Questa è meno famosa della Cascade, ma comunque coltivata in alcune regioni di Italia. È conosciuta per il suo caratteristico aroma di ananas e frutta tropicale, che consente di aromatizzare la birra, ma anche per aggiungere un tocco in più di amaro.

 

Columbus

Questa cultivar è molto richiesta per la sua amarezza. Tuttavia, alcuni birrifici la utilizzano per il terroir agrumato, talvolta pungente, che ricorda i composti solforati.

 

Altre varietà

Sono disponibili anche cultivar più antiche: Faggle e Yeoman, che sono entrambe di origine inglese.

 

"Fuggle ha segnato in Inghilterra la storia della luppolicoltura, ed è tutt'ora ancora usata. Ha delle componenti floreali importanti, ma anche una parte più terrosa che la rende meno ‘elegante' rispetto ad altri luppoli" - spiega Ganino - "E poi recentemente abbiamo testato in Lombardia la Yeoman, che ha un terroir floreale e citrico meno forte rispetto alle varietà americane".

 

Queste due, rispetto a Cascade, hanno una resa ad ettaro inferiore e non soddisfano come aroma le richieste del mercato perché richiede sapori molto forti. Quindi i luppolicoltori non sono propensi a coltivarle; tuttavia, secondo Ganino, con la giusta valorizzazione possono avere un futuro anche in Italia.

 

Guida all'impianto e alla gestione

Il luppolo è una pianta perenne e un luppoleto può restare produttivo dai 20 anni ai 25 anni: per questo motivo, la progettazione dell'impianto risulta cruciale per garantire una gestione efficiente della coltura.

 

"Il periodo migliore per creare un nuovo impianto è l'autunno. Ma fortunatamente per l'agricoltore la finestra di realizzazione è molto ampia: può andare dall'autunno fino alla fine della primavera, quindi fine aprile".

 

L'interramento del rizoma o della piantina già formata deve essere intorno ai 10 centimetri, su un suolo ben lavorato e soffice per evitare il ristagno idrico.

 

La struttura dell'impianto è la parte più importante perché sono necessari pali, con un'altezza che va dai 5 agli 8 metri, e fili che devono supportare l'intenso sviluppo della pianta.

 

"Nel periodo di accrescimento più intenso, quindi fra metà aprile e fine maggio, la parte aerea cresce di circa 20 centimetri al giorno. Il rizoma invece ha una crescita stagionale: da aprile a fine ottobre riesce ad accrescersi di almeno un metro e mezzo massimo due metri".

 

Luppoleto in produzione

Luppoleto in produzione

(Fonte: Dipartimento di Scienze Alimentari e del Farmaco dell'Università di Parma)

 

Con una crescita così veloce bisogna prestare attenzione ad alcuni aspetti. Per esempio, i nuovi germogli sono molto teneri, e questo li porta ad essere più fragili al forte vento. È sconsigliata perciò la realizzazione in zone molto ventose, come spiega Ganino: "La struttura forma proprio delle grandi vele vegetali e la pianta tende a distruggere proprio l'impianto".

 

I giovani germogli sono anche particolarmente vulnerabili agli attacchi dei patogeni: considerata l'altezza della pianta, la difesa fitosanitaria richiede quindi l'applicazione di alcuni criteri dell'arboricoltura moderna con tutti i vantaggi e gli svantaggi connessi.

 

E quanto ammonta l'investimento iniziale? 

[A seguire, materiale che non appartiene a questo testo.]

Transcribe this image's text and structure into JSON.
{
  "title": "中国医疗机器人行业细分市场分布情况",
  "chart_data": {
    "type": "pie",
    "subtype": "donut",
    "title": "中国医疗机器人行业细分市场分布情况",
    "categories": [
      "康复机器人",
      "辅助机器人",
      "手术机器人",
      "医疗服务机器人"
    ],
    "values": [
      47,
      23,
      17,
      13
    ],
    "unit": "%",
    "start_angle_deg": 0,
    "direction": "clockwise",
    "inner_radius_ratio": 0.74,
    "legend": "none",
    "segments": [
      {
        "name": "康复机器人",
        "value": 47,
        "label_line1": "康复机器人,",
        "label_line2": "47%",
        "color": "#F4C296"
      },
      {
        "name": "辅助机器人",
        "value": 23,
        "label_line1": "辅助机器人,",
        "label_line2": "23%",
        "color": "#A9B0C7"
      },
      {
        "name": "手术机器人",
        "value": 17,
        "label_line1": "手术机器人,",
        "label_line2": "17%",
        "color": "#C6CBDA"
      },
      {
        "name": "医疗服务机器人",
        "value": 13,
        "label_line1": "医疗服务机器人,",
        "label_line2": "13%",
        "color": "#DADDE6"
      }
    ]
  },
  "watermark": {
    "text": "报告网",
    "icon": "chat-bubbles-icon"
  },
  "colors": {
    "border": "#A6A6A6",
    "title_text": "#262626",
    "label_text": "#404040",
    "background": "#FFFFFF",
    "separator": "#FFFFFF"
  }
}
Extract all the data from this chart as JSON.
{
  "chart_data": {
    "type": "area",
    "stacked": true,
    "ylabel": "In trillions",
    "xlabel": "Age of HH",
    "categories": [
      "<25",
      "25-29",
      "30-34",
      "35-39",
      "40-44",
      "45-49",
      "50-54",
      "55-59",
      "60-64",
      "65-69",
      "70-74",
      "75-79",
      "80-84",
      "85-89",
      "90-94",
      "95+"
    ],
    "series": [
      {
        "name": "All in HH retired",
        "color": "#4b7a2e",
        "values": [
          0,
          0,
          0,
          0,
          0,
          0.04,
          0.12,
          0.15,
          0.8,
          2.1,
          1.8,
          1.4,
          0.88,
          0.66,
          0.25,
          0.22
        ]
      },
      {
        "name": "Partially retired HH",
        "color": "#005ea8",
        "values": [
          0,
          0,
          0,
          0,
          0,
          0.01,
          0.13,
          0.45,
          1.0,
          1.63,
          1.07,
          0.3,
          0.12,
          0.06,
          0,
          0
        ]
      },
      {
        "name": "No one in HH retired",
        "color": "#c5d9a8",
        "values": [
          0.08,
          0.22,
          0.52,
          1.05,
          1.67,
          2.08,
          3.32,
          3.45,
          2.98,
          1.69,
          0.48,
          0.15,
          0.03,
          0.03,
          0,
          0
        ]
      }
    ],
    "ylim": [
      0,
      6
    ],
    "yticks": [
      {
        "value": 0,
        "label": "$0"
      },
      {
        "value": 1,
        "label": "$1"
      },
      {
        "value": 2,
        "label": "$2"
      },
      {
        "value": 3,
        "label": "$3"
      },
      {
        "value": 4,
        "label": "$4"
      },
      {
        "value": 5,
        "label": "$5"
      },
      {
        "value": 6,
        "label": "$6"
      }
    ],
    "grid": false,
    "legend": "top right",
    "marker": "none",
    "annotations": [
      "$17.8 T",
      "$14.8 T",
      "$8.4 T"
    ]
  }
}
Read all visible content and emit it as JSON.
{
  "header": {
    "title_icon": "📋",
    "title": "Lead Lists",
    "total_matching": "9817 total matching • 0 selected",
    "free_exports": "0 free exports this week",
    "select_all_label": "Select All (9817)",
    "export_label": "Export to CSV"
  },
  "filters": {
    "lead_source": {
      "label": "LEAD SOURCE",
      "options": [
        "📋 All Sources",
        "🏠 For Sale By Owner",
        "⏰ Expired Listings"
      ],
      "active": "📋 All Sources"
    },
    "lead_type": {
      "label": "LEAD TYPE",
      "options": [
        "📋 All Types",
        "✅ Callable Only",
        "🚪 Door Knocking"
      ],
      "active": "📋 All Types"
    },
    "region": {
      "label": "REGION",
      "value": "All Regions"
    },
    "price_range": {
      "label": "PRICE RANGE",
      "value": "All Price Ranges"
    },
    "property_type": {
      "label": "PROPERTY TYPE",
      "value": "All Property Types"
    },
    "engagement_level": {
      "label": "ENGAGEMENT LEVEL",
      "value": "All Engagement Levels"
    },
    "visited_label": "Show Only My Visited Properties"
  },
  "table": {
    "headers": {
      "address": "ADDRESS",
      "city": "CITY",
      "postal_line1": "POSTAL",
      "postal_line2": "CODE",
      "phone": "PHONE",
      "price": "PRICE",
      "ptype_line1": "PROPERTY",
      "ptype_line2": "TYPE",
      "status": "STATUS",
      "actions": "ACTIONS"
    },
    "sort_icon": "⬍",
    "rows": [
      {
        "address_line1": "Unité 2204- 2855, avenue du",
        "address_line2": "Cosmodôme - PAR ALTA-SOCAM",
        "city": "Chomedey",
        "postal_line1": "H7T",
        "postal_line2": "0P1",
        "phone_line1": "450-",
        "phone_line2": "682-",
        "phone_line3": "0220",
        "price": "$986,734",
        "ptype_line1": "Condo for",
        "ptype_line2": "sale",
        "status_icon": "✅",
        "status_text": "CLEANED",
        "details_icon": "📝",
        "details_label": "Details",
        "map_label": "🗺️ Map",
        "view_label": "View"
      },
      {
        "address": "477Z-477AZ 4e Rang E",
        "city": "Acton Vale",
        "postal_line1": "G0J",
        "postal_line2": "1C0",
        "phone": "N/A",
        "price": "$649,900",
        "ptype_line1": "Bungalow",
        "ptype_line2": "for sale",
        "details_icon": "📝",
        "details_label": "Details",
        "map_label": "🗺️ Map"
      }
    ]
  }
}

"Solo per la struttura del luppoleto siamo attorno ai 15mila-20mila euro circa. Teniamo però conto che in Italia non c'è la tradizione di usare pali così tanto alti, i luppolicoltori professionisti che seguiamo infatti usano impianti di origine tedesca".

 

Fitopatologie: prevenzione e difesa

Le fitopatologie che colpiscono il luppolo sono simili a quelle della vite (Vitis vinifera) e vediamo di seguito le principali.

 

Le malattie fungine principali sono la Pseudoperonospora humuli che colpisce i rami, i rametti e le foglie, causando malformazioni e nei casi più gravi la morte della pianta. E l'oidio che colpisce in primavera le foglie giovani e in agosto i coni, quindi se non trattata in tempo causa ingenti danni alla produzione.

 

Gli insetti fitopatogeni da contrastare invece sono il ragnetto rosso, l'afide, la cicalina e la piralide.

 

"I principi attivi registrati per il luppolo sono pochi. Tra questi c'è il Bacillus thuringensis per la lotta contro la piralide, gli oli essenziali di arancia per contenere gli afidi e alcune crittogame, e poi zolfo e rame. Dal punto di vista della difesa è un settore che ha ancora delle difficoltà".

 

Per evitare grosse perdite l'agricoltore deve lavorare di prevenzione, utilizzando trappole per il monitoraggio degli insetti e usando prodotti biostimolanti per aumentare le difese naturali della pianta. Anche la scelta di una cultivar più tollerante nei confronti di una determinata fitopatia può essere d'aiuto.
Per esempio Cascade ha una buona tolleranza contro il fungo Pseudoperonospora humuli e sopporta bene anche l'attacco di alcune specie di afidi e di cicaline. Tale scelta però deve essere ponderata in base alle richieste dei birrifici e del mercato.

 

Dal campo al birrificio (e non solo)

È fondamentale per l'agricoltore capire il momento ideale di maturazione per raccogliere un luppolo finale di alta qualità.

 

In cultivar come Cascade anche se la raccolta ritarda di qualche giorno la pianta non produce off flavour, ovvero odori sgradevoli che ricordano l'aglio o la cipolla. In cultivar invece come Columbus questi off flavour vengono prodotti in pochi giorni, passando quindi da un buon bouquet aromatico a odori solforati non piacevoli che ne rovinano la qualità.

 

"L'agricoltore impara piano piano a riconoscere gli odori, la consistenza del cono e il colore della luppolina, cioè una polvere gialla all'interno del cono che conferisce l'amaro e l'aroma alla birra".

 

Il periodo di raccolta poi varia a seconda della cultivar e della regione di coltivazione, in generale si posizione dalla seconda decade di agosto fino all'ultima decade di settembre.

 

"Ci sono dei luppoli che rispettano tantissimo il periodo di raccolta, come Willamette che si scosta di soli 10 giorni; mentre Cascade si può scostare dalle 2 alle 4 settimane a seconda dell'annata".

 

La meccanizzazione è centrale, in quanto un campo può contenere 3.300 piante; e si utilizza in genere una macchina con un braccio che raccoglie la pianta con i coni dal basso verso l'alto, e li adagia nel carro di raccolta.

 

"Il luppolo produce più liane e le macchine raccolgono due gruppi di liane alla volta. Se un operatore dovesse raccogliere a mano una sola pianta ci metterebbe dalle 2 alle 3 ore".

 

Dopo la raccolta i coni vengono separati dalla pianta: "La macchina per la pulizia può lavorare dalle 100 alle 300 liane all'ora, quindi 300 piante all'ora" continua Ganino.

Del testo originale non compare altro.